The only thing cool about “TRON: Ares” is the soundtrack by Trent Reznor and Atticus Ross (“One Battle After Another”), aka Nine Inch Nails, who bring a sonic momentum that the script by Jesse Wigutow only wishes it could match. Under the listless direction of Joachim Rønning, the cast acts accordingly. “TRON” OG Bridges is in and out, much like most of the audience, I’m thinking.

A Jeff Bridges cameo reminds us of how much better “TRON” used to be in “TRON: Ares,” from Walt Disney Studios Motion Pictures

That leaves Jared Leto to seize the star spot as a computer program named Ares. How does anyone, especially this “Dallas Buyers Club” Oscar winner, play an artificial life form?  Leto does and looks good doing it. I can’t vouch for the other things he‘s doing.

It seems Leto takes commands from Julian Dillinger (Evan Peters), the head of Dillinger Systems who’s had it with the tired idea of zapping humans into the guts of a computer. This dude wants to beam computer programs into the human world. It’s instant immortality. The mind boggles that it took the brains at Disney 15 years to come up with that plot reversal. 

Anyway, Dillinger soon finds that his evil plan is not as easy to execute as he thought. First off, that digital-to-human scheme only lasts for 29 minutes in the real world and then, poof, everything evaporates like a primitive TikTok video.

The soundtrack is very cool, otherwise this TRON' sequel is hobbled by a dubious superpower to lure in large audiences and then bore them breathless.

What’s a villain to do? If you’re Dillinger (love than gangster name association), you go on the attack against goody-goody ENCOM, whose principled CEO Eve Kim is played by “Past Lives” luminary Greta Lee in what constitutes the most spectacular waste of talent in any movie this year. The thing is that ENCOM knows how to keep computer programs in the human world for, like, permanently.

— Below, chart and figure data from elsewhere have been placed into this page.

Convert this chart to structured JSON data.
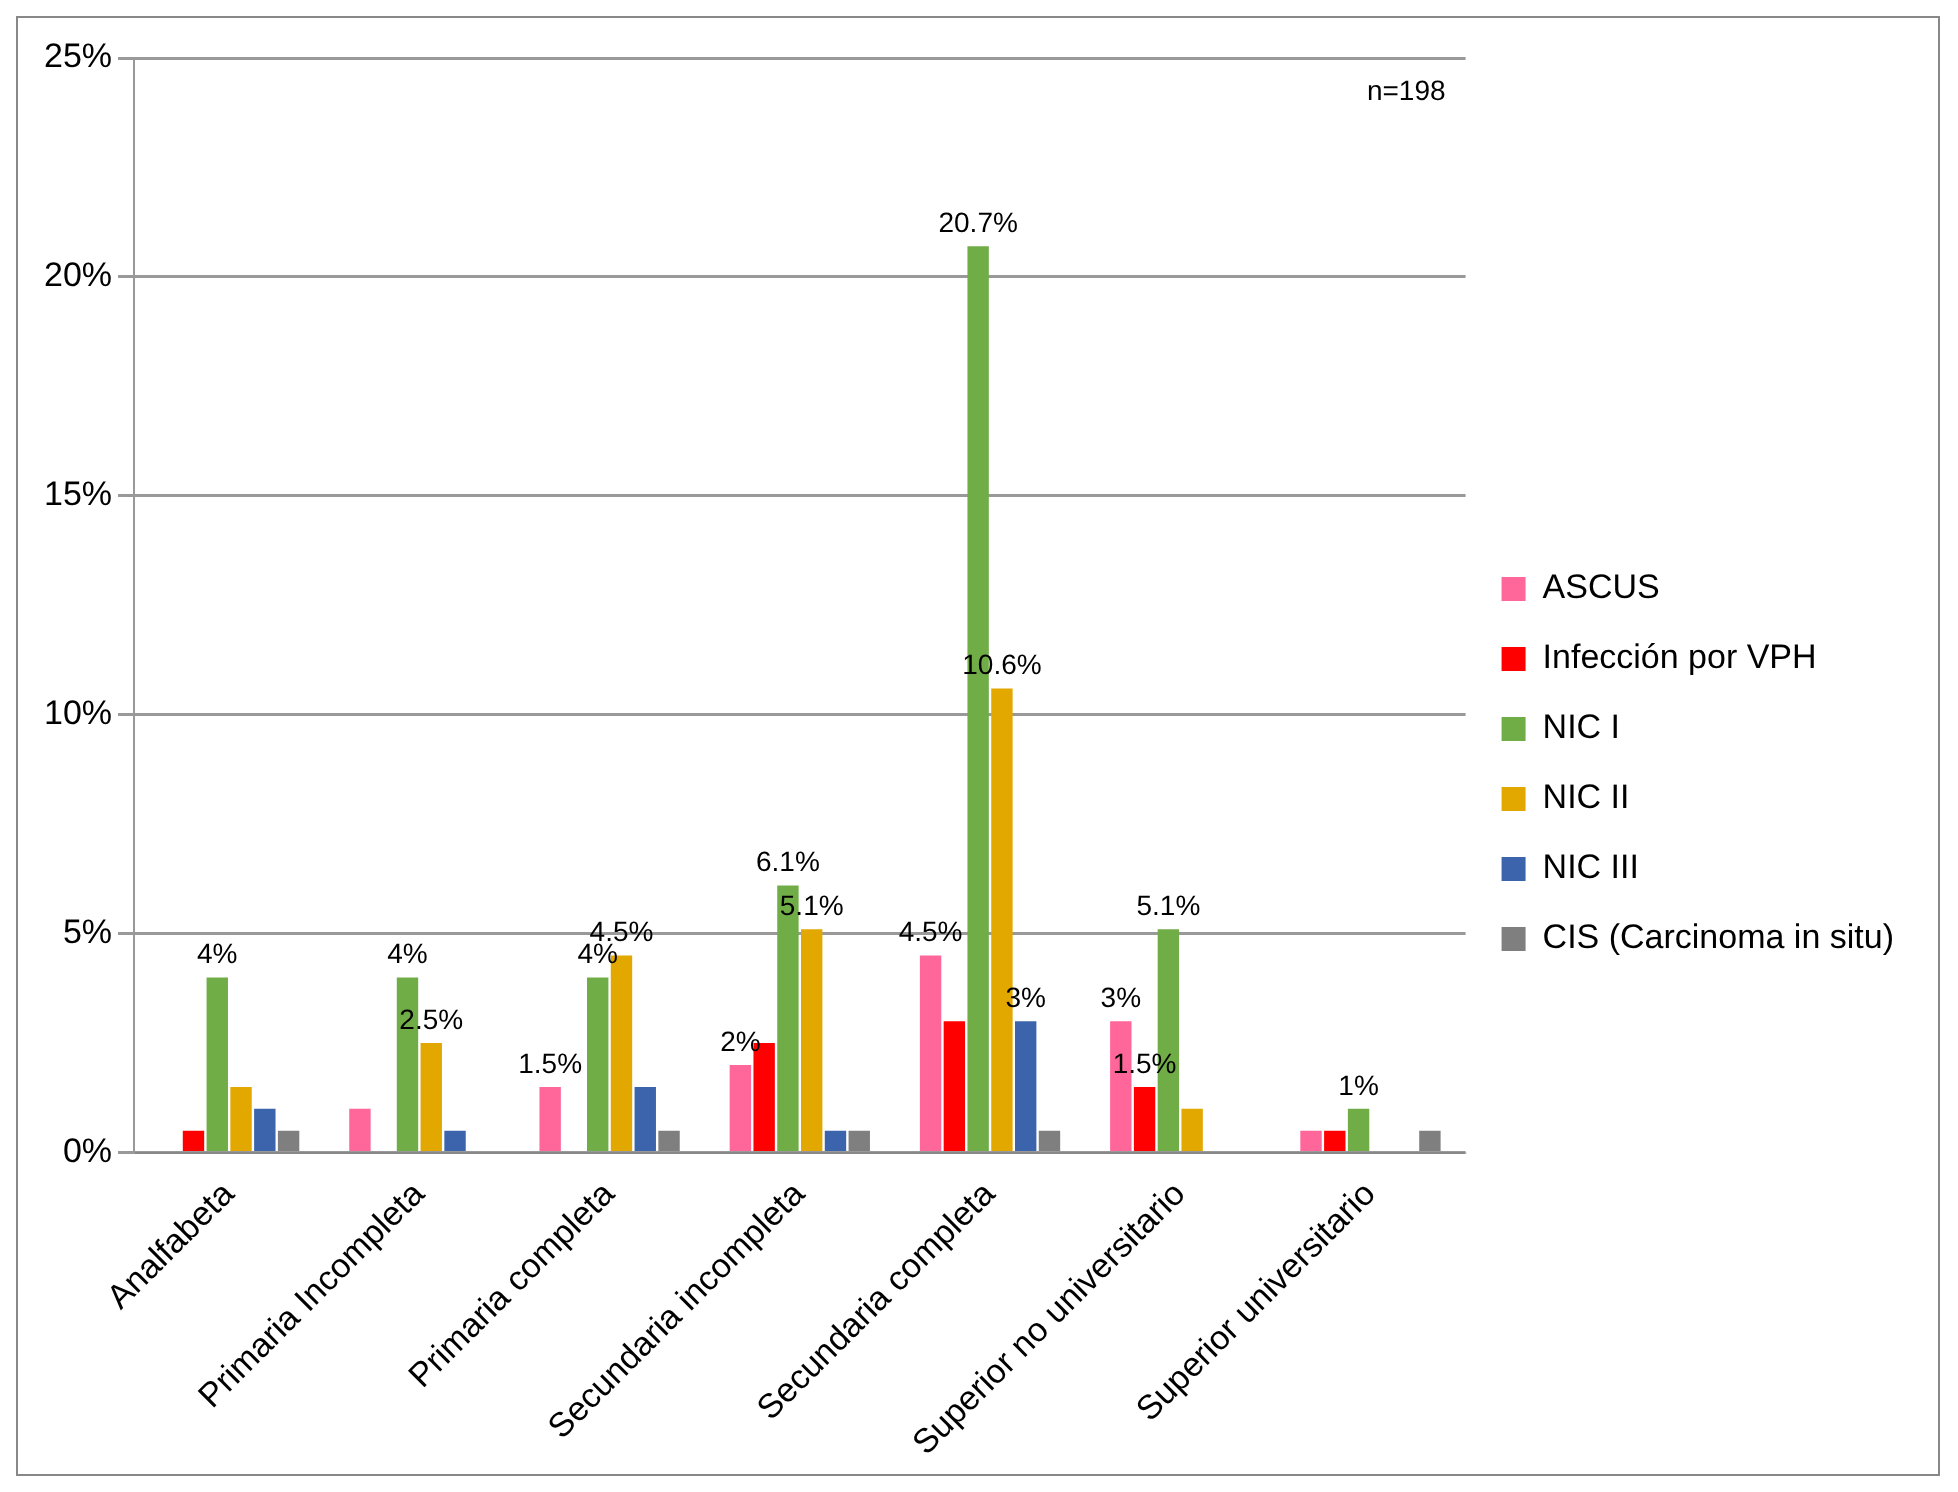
{
  "chart_data": {
    "type": "bar",
    "categories": [
      "Analfabeta",
      "Primaria Incompleta",
      "Primaria completa",
      "Secundaria incompleta",
      "Secundaria completa",
      "Superior no universitario",
      "Superior universitario"
    ],
    "series": [
      {
        "name": "ASCUS",
        "color": "#ff6699",
        "values": [
          0,
          1,
          1.5,
          2,
          4.5,
          3,
          0.5
        ],
        "value_labels": [
          null,
          null,
          "1.5%",
          "2%",
          "4.5%",
          "3%",
          null
        ]
      },
      {
        "name": "Infección por VPH",
        "color": "#ff0000",
        "values": [
          0.5,
          0,
          0,
          2.5,
          3,
          1.5,
          0.5
        ],
        "value_labels": [
          null,
          null,
          null,
          null,
          null,
          "1.5%",
          null
        ]
      },
      {
        "name": "NIC I",
        "color": "#70ad47",
        "values": [
          4,
          4,
          4,
          6.1,
          20.7,
          5.1,
          1
        ],
        "value_labels": [
          "4%",
          "4%",
          "4%",
          "6.1%",
          "20.7%",
          "5.1%",
          "1%"
        ]
      },
      {
        "name": "NIC II",
        "color": "#e3a800",
        "values": [
          1.5,
          2.5,
          4.5,
          5.1,
          10.6,
          1,
          0
        ],
        "value_labels": [
          null,
          "2.5%",
          "4.5%",
          "5.1%",
          "10.6%",
          null,
          null
        ]
      },
      {
        "name": "NIC III",
        "color": "#3b64ad",
        "values": [
          1,
          0.5,
          1.5,
          0.5,
          3,
          0,
          0
        ],
        "value_labels": [
          null,
          null,
          null,
          null,
          "3%",
          null,
          null
        ]
      },
      {
        "name": "CIS (Carcinoma in situ)",
        "color": "#7f7f7f",
        "values": [
          0.5,
          0,
          0.5,
          0.5,
          0.5,
          0,
          0.5
        ],
        "value_labels": [
          null,
          null,
          null,
          null,
          null,
          null,
          null
        ]
      }
    ],
    "ylim": [
      0,
      25
    ],
    "yticks": [
      {
        "value": 0,
        "label": "0%"
      },
      {
        "value": 5,
        "label": "5%"
      },
      {
        "value": 10,
        "label": "10%"
      },
      {
        "value": 15,
        "label": "15%"
      },
      {
        "value": 20,
        "label": "20%"
      },
      {
        "value": 25,
        "label": "25%"
      }
    ],
    "grid": "y",
    "legend": "right",
    "annotations": [
      "n=198"
    ]
  }
}
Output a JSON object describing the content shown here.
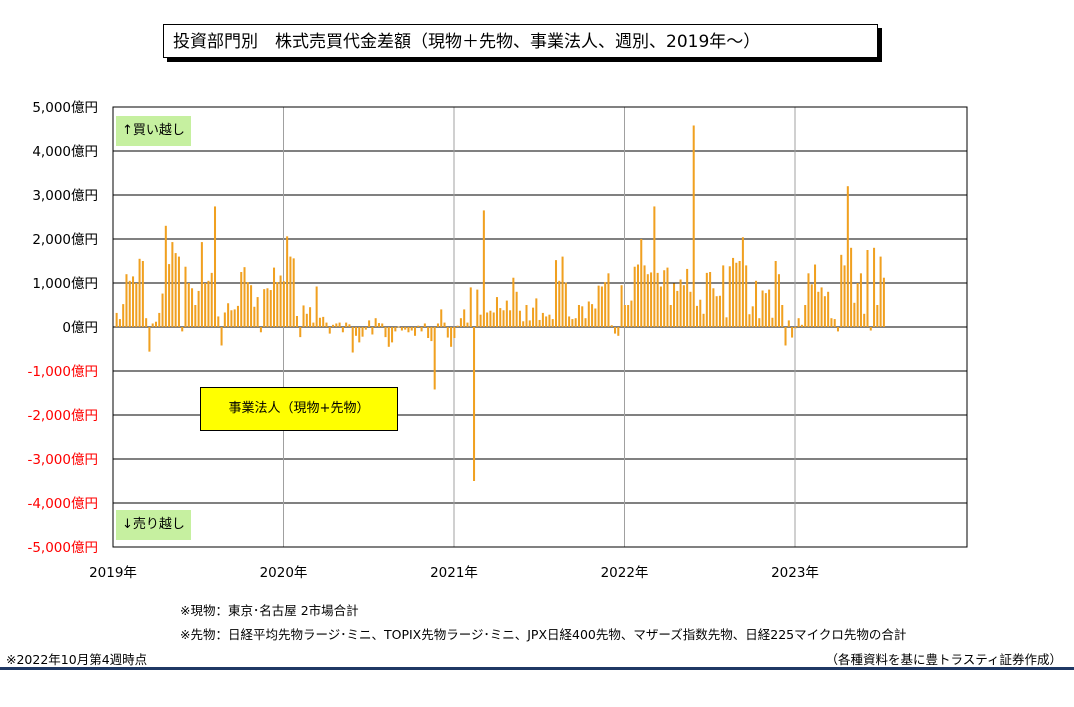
{
  "title": "投資部門別　株式売買代金差額（現物＋先物、事業法人、週別、2019年～）",
  "buy_label": "↑買い越し",
  "sell_label": "↓売り越し",
  "series_label": "事業法人（現物+先物）",
  "note_genbutsu": "※現物：東京･名古屋 2市場合計",
  "note_sakimono": "※先物：日経平均先物ラージ･ミニ、TOPIX先物ラージ･ミニ、JPX日経400先物、マザーズ指数先物、日経225マイクロ先物の合計",
  "as_of": "※2022年10月第4週時点",
  "source": "（各種資料を基に豊トラスティ証券作成）",
  "colors": {
    "bar": "#f0a020",
    "negative_label": "#ff0000",
    "buy_label_bg": "#c6f0a0",
    "series_label_bg": "#ffff00"
  },
  "chart_data": {
    "type": "bar",
    "title": "投資部門別　株式売買代金差額（現物＋先物、事業法人、週別、2019年～）",
    "ylim": [
      -5000,
      5000
    ],
    "y_ticks": [
      5000,
      4000,
      3000,
      2000,
      1000,
      0,
      -1000,
      -2000,
      -3000,
      -4000,
      -5000
    ],
    "y_tick_labels": [
      "5,000億円",
      "4,000億円",
      "3,000億円",
      "2,000億円",
      "1,000億円",
      "0億円",
      "-1,000億円",
      "-2,000億円",
      "-3,000億円",
      "-4,000億円",
      "-5,000億円"
    ],
    "x_tick_labels": [
      "2019年",
      "2020年",
      "2021年",
      "2022年",
      "2023年"
    ],
    "grid": true,
    "series": [
      {
        "weeks_per_year": 52,
        "values": [
          320,
          180,
          520,
          1200,
          1050,
          1150,
          1000,
          1550,
          1500,
          200,
          -560,
          80,
          120,
          320,
          760,
          2300,
          1430,
          1930,
          1680,
          1600,
          -100,
          1370,
          1000,
          880,
          500,
          820,
          1930,
          1000,
          1050,
          1230,
          2740,
          240,
          -420,
          330,
          540,
          380,
          400,
          480,
          1250,
          1360,
          1020,
          950,
          460,
          680,
          -120,
          860,
          880,
          840,
          1350,
          1020,
          1170,
          1040,
          2060,
          1600,
          1560,
          250,
          -230,
          490,
          300,
          450,
          100,
          920,
          210,
          230,
          100,
          -150,
          50,
          80,
          100,
          -120,
          100,
          60,
          -580,
          -200,
          -350,
          -220,
          -60,
          150,
          -170,
          200,
          90,
          80,
          -230,
          -450,
          -350,
          -100,
          10,
          -80,
          -60,
          -120,
          -80,
          -200,
          30,
          -100,
          80,
          -250,
          -320,
          -1420,
          80,
          400,
          100,
          -240,
          -450,
          -250,
          30,
          200,
          400,
          100,
          900,
          -3500,
          850,
          280,
          2650,
          330,
          370,
          330,
          680,
          430,
          380,
          600,
          380,
          1120,
          800,
          370,
          130,
          500,
          150,
          440,
          650,
          160,
          320,
          240,
          280,
          180,
          1520,
          1050,
          1600,
          1010,
          240,
          180,
          200,
          500,
          470,
          200,
          580,
          520,
          420,
          940,
          920,
          1020,
          1220,
          40,
          -150,
          -200,
          950,
          500,
          500,
          600,
          1370,
          1420,
          2000,
          1400,
          1200,
          1240,
          2740,
          1230,
          920,
          1290,
          1350,
          500,
          990,
          820,
          1080,
          950,
          1320,
          800,
          4580,
          480,
          620,
          300,
          1230,
          1250,
          880,
          700,
          710,
          1400,
          220,
          1380,
          1570,
          1460,
          1500,
          2040,
          1400,
          290,
          470,
          1050,
          200,
          830,
          770,
          850,
          210,
          1500,
          1200,
          500,
          -420,
          150,
          -240,
          -30,
          200,
          50,
          500,
          1220,
          970,
          1420,
          800,
          900,
          700,
          800,
          200,
          180,
          -100,
          1640,
          1400,
          3200,
          1800,
          550,
          1000,
          1220,
          300,
          1750,
          -80,
          1800,
          500,
          1600,
          1120
        ]
      }
    ]
  }
}
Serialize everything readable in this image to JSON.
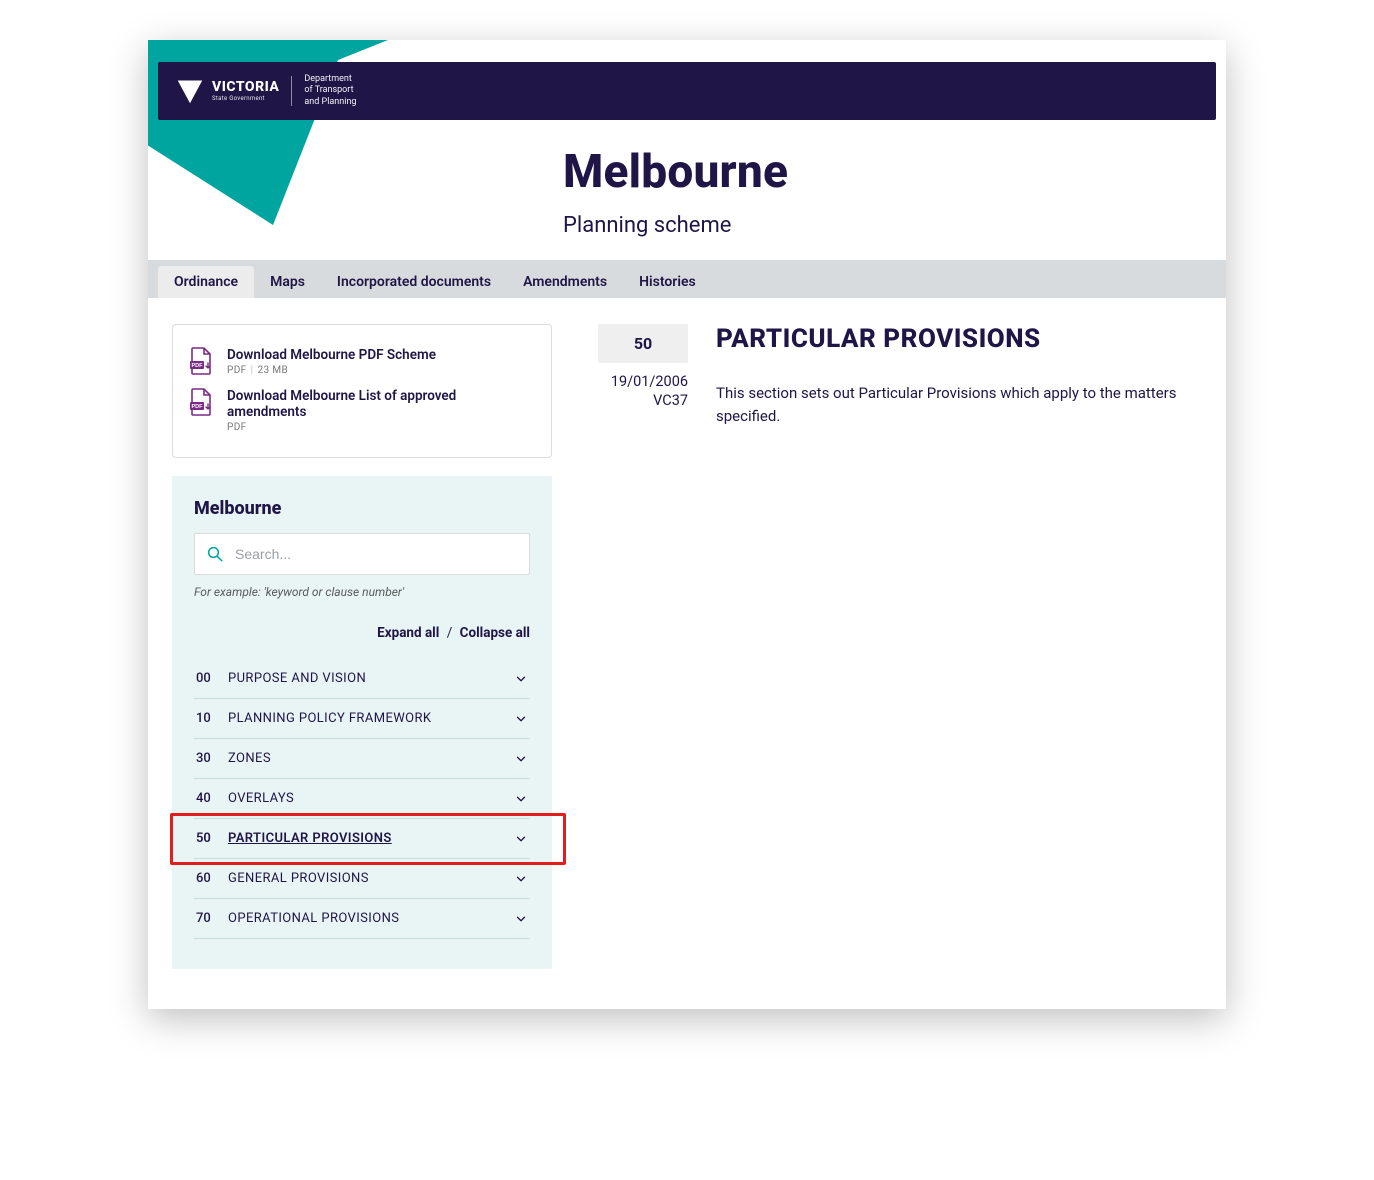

And so “TRON: Ares” becomes one battle after another between Eve and Aries, with his formidable second-in-command Athena (Jodie Turner-Smith) at the ready along with Dillinger’s mom Elisabeth, played by a never-to-be-trifled-with Gillian Anderson. Eve, being on the side of the empath angels, wants Ares to evolve beyond the demands of his programming and become more—all together now—human.  You could see that twist coming from outer space.

That’s a hell of a lot of plot and it weighs down the movie like a two-ton anchor. Since “TRON: Ares” is mostly set outside the Grid, which at least has eye-popping visuals going for it, we’re stuck in a drab and dreary real world that’s no fun at all and has no agency except the dubious superpower to lure in large audiences and then bore them breathless.